Privacy Absolutism

The Gotham Gal has been pushing me to write this post for a few weeks. Privately with family, friends, and business colleagues, I have been saying that I believe the tech industry’s position on end to end encryption, locking everything down, securing our devices, and making it so only we can unlock them is the wrong path. I touched on this issue last month but that was more of a “what do you all think” kind of post.

I very much like what the President said in Austin late last week. To quote:

Before smartphones were invented, and to this day, if there is probable cause to think that you have abducted a child or you are engaging in a terrorist plot or you are guilty of some serious crime, law enforcement can appear at your doorstep and say we have a warrant to search your home, and they can go into your bedroom and rifle through your underwear to see if there’s any evidence of wrongdoing,” he said. “And we agree on that, because we recognize that just like all of our other rights … that there are going to be some constraints we impose so we are safe, secure and can live in a civilized society.

I do not think that because we now have the technology to lock things down (strong encryption) and because the industry that develops and maintains all of this technology has a strong libertarian bent that we should just abandon the framework that has worked in our society for hundreds of years. If society thinks someone is doing something wrong, and if law enforcement can get a warrant, there should be a mechanism to get access to our devices.

I would love to see the tech sector work to figure out a smart way to address this issue. My partner Albert has suggested an approach on his blog. There are some interesting approaches that are already being used in cold storage of bitcoin that could be applied to this situation.

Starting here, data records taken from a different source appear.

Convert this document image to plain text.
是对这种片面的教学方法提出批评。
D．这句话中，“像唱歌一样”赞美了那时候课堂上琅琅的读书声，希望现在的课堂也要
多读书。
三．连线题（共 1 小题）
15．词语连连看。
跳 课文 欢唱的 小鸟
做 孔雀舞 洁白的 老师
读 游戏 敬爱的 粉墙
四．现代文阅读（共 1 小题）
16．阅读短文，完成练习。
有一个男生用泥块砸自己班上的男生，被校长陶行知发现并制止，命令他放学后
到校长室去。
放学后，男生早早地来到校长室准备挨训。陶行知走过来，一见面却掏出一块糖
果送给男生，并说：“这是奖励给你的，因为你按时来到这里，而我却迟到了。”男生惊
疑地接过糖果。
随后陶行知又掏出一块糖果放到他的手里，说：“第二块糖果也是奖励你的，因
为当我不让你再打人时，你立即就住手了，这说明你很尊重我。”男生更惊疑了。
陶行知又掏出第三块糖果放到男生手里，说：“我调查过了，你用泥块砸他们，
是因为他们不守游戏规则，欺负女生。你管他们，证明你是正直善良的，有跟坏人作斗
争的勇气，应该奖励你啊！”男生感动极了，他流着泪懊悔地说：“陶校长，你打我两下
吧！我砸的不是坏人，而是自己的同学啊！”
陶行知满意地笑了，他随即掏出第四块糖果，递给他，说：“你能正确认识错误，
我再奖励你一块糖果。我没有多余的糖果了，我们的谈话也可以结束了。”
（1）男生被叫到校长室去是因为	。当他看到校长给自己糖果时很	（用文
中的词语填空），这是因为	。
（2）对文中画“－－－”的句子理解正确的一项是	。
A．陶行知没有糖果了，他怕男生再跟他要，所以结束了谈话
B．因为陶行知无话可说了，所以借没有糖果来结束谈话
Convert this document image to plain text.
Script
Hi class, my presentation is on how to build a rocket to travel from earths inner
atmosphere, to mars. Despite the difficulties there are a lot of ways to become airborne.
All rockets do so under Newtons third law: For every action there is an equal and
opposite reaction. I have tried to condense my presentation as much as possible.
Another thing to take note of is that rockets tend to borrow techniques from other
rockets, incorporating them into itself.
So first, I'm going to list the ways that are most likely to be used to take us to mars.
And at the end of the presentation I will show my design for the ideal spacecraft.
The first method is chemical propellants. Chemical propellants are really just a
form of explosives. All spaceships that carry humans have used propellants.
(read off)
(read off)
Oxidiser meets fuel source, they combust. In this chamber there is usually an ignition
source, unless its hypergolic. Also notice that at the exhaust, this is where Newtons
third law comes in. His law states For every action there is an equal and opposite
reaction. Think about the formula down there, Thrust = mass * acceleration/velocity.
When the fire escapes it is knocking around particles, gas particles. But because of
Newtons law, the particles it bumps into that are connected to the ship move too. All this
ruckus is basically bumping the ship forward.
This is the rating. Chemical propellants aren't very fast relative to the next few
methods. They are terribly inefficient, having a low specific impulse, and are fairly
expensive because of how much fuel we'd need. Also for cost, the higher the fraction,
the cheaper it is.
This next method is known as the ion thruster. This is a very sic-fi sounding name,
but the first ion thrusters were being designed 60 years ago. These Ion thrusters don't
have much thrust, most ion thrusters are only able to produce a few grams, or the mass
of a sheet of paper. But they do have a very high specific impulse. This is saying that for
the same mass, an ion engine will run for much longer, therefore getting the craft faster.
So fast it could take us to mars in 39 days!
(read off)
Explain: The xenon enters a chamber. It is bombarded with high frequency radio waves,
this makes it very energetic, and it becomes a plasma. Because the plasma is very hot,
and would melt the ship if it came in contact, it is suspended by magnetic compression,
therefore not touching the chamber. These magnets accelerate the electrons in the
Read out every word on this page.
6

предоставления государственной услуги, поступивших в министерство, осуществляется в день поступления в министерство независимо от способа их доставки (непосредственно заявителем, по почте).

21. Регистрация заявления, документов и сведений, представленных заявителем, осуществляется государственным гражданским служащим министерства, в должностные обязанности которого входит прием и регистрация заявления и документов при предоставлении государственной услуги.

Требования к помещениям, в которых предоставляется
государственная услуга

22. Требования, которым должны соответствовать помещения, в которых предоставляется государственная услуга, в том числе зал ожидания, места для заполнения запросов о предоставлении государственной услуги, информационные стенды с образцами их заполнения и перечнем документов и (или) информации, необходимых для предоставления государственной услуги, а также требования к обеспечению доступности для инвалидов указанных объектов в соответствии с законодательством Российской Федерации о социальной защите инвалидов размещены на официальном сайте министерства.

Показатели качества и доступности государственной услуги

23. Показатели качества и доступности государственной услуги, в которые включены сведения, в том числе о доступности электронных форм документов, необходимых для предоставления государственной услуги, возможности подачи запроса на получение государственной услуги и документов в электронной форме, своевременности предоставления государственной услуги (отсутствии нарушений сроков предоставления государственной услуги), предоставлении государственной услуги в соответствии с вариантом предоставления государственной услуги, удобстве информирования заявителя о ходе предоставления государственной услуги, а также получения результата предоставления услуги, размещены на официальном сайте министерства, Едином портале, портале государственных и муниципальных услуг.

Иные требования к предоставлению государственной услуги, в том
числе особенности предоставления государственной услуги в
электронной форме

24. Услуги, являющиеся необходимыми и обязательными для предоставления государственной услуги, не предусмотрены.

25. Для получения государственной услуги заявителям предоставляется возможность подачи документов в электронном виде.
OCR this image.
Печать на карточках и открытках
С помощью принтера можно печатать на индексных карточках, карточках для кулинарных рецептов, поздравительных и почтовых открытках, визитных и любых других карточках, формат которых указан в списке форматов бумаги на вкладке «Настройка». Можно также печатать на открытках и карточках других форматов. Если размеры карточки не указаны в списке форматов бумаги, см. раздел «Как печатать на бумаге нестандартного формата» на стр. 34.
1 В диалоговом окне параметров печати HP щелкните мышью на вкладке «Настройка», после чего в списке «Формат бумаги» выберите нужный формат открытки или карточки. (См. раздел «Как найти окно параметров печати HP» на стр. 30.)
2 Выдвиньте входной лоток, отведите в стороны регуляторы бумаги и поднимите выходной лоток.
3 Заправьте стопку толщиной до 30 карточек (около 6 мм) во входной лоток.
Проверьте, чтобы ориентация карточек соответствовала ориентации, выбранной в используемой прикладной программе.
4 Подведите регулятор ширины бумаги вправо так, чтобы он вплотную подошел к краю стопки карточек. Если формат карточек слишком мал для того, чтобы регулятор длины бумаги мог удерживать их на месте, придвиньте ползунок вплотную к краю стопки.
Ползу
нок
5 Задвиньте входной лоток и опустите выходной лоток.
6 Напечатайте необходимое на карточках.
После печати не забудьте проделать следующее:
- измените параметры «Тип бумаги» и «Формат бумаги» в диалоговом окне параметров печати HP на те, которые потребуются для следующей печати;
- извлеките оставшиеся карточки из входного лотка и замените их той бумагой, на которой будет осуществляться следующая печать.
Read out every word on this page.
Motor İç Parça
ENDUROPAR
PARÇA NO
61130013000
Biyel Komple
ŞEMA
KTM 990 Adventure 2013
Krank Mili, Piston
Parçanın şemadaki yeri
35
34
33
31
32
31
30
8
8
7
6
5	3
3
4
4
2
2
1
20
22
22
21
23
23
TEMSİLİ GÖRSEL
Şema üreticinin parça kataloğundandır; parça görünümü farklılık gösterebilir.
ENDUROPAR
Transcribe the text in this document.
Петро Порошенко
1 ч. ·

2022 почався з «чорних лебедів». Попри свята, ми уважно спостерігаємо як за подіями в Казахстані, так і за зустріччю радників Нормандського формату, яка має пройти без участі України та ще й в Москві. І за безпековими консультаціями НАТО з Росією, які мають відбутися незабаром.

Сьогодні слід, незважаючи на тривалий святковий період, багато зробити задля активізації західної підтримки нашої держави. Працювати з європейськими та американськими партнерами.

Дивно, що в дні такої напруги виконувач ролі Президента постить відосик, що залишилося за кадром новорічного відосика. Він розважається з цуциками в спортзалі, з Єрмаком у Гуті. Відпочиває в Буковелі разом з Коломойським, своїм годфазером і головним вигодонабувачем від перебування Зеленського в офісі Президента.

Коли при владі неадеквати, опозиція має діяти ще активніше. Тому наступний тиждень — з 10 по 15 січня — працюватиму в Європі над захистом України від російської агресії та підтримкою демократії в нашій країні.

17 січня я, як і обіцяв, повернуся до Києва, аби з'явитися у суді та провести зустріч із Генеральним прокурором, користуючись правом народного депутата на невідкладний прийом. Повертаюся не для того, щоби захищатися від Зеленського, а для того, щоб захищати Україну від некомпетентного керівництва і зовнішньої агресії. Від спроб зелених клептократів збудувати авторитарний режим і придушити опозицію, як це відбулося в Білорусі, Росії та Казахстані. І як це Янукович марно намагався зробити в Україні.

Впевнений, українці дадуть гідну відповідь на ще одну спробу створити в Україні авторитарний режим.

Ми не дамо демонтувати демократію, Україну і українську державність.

But my meta point here is that I am saddened by the tech sector’s absolutist approach to this issue. The more interesting and fruitful approach would be to think about the most elegant solutions and build them. Because, as the President warned in Austin last week,

I am confident this is something we can solve, but we’re going to need the tech community, software designers, people who care deeply about this stuff, to help us solve it. If everybody goes to their respective corners … what you’ll find is that after something really bad happens, the politics of this will swing, and it will become sloppy and rushed and it will go through Congress in ways that have not been thought through, and then you really will have dangers to our civil liberties.